Who would be affected
- Primary: Public employees and other individuals enrolled in PERS group health plans and their covered dependents (any “covered individual” under the plan) in North Dakota.
- Secondary: PERS (administrators), plan providers, and ultimately state employer costs and budgetary exposure to utilization/costs for fertility preservation.

Procedural / timeline notes
- The bill established a temporary (through June 30, 2027) mandate and required PERS to produce a follow‑up bill and cost/utilization report to the next legislature.
- Legislative outcome: Failed on second reading (yeas 39, nays 48) and therefore did not become law during this session.

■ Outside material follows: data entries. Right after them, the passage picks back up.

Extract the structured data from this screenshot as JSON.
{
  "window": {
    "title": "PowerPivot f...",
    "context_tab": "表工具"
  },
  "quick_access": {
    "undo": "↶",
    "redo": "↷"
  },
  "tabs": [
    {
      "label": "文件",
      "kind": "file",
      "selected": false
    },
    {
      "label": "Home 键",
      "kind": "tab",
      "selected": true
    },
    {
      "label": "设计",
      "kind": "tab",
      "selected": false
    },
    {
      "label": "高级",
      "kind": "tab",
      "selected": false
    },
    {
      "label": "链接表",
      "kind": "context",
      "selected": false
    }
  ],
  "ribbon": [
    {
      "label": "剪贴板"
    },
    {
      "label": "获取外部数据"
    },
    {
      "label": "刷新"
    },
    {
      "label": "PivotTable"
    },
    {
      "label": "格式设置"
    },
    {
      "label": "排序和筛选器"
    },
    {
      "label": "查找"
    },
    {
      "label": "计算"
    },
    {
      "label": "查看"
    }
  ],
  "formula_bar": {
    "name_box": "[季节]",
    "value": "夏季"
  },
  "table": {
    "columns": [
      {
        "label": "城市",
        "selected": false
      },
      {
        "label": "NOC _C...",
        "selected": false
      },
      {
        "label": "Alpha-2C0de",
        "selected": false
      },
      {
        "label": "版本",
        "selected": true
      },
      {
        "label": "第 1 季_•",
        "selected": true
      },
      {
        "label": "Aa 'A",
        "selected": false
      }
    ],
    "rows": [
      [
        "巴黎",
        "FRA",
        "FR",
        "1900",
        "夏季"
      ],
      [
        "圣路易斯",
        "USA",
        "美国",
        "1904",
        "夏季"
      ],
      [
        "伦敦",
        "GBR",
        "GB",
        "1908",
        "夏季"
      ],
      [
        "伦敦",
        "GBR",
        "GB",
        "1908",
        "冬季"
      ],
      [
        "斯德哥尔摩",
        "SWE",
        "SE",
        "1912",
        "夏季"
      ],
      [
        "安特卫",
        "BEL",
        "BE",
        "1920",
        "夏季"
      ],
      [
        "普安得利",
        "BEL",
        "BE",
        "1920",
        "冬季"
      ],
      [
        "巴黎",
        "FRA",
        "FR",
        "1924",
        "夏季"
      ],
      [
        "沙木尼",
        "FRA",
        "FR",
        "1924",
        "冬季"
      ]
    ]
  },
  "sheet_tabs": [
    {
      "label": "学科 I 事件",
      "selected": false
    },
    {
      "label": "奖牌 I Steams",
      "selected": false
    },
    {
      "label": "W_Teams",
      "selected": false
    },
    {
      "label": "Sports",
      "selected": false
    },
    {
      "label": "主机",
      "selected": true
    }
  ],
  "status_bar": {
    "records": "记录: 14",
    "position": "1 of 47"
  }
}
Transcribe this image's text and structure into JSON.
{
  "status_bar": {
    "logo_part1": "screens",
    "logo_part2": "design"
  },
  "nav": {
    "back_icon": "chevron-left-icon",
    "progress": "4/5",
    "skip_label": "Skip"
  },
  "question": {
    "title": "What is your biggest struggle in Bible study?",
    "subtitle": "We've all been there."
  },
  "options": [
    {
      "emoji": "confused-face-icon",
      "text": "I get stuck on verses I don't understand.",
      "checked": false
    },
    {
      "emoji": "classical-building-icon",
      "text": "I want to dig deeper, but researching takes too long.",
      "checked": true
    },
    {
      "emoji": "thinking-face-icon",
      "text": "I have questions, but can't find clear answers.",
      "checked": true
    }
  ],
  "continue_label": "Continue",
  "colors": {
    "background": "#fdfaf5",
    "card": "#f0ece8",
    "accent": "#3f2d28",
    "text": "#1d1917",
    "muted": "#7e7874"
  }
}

Potential fiscal/operational impacts (from bill text and requirements)
- The bill directed PERS to analyze and report utilization and cost impacts; actual cost implications were not specified in the bill text. If enacted, the coverage mandate could increase plan expenditures depending on utilization; administrative changes would be required to implement benefit terms and claims processing.

Compiled from official sources — confirm details with the bill’s official record.